Nach Kritik an Organspende-Stiftung: Mitarbeiter massiv unter Druck gesetzt

Mitarbeiter der Deutschen Stiftung Organtransplantation werfen dem Vorstand Vetternwirtschaft und rückläufige Spenderzahlen vor. Jetzt hat sich der Stiftungsrat eingeschaltet.

Die Organspende-Breitschaft der Deutschen geht zurück - mit verantwortlich sollen auch Mauscheleien in der Deutschen Stiftung Organtransplantation sein. Bild: ap

BERLIN taz | Vetternwirtschaft, Selbstbedienungsmentalität, Führungsstil nach Gutsherrenart - die Vorwürfe sind haarsträubend. Mitarbeiter der Deutschen Stiftung Organtransplantation (DSO) hatten sie vorige Woche gegenüber ihrem Stiftungsvorstand erhoben, in einem von einer anonymen Mail-Adresse verschickten Brief an den Bundesgesundheitsminister sowie diverse Bundestagsabgeordnete.

Kritische Mitarbeiter, so hieß es in dem Schreiben, würden schikaniert, demotiviert und müssten um ihren Arbeitsplatz fürchten.
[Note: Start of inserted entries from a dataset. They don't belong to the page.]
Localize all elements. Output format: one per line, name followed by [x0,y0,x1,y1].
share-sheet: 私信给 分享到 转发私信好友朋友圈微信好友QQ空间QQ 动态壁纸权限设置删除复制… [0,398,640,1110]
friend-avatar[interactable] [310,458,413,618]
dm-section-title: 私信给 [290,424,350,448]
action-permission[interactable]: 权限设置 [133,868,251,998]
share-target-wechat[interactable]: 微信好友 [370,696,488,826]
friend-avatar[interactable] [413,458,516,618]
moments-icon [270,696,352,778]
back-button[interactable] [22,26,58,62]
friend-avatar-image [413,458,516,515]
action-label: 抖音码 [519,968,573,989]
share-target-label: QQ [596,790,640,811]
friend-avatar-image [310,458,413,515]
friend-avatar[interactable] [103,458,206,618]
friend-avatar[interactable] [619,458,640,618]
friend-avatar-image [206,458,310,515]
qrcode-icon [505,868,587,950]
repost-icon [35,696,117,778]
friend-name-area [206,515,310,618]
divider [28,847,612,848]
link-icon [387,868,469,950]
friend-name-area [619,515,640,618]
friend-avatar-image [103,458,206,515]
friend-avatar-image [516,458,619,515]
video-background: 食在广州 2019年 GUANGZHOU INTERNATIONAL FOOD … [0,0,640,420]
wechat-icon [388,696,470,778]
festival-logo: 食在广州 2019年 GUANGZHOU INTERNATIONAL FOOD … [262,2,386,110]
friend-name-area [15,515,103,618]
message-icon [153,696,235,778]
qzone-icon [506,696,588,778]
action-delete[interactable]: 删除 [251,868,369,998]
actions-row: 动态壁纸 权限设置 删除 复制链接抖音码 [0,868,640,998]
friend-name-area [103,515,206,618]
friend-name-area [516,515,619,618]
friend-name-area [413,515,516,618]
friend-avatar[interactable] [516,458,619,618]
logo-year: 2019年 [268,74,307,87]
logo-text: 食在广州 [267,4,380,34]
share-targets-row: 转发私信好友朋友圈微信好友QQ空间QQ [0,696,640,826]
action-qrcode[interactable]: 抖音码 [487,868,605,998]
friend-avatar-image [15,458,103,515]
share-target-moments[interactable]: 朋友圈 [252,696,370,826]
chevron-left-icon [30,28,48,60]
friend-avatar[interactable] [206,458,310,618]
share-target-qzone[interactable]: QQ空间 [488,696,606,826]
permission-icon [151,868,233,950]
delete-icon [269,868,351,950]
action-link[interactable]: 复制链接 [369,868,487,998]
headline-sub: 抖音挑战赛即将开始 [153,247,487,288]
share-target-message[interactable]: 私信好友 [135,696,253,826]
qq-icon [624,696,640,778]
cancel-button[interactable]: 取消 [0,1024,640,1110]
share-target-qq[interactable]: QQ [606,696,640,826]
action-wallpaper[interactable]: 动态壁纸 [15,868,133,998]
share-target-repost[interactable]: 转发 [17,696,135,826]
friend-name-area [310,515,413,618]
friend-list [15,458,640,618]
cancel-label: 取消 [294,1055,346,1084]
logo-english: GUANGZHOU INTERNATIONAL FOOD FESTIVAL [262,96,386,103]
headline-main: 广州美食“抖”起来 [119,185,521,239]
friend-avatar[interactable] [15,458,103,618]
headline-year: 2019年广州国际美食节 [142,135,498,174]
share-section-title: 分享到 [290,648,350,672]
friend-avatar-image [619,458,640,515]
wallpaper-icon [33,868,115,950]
Zugleich machten die Verfasser die Vorstände Günter Kirste und Thomas Beck für den starken Rückgang bei der Zahl der gespendeten Organe in Deutschland verantwortlich: Im ersten Halbjahr 2011 sind diese um zwölf Prozent im Vergleich zum Vorjahreszeitraum auf bundesweit nur noch 1861 Spenderorgane gesunken - bei einer Warteliste von 12.000 Menschen.

Jetzt hat sich der DSO-Stiftungsrat als Aufsichtsgremium in die Affäre eingeschaltet. Zwar sei ein "ursächlicher Zusammenhang zwischen diesen Vorwürfen und dem Rückgang der Organspendezahlen nicht erkennbar", teilte der Stiftungsrat nach "mehrstündigen, intensiven Gesprächen mit Mitarbeitern der Hauptverwaltung der DSO" am Freitagabend mit.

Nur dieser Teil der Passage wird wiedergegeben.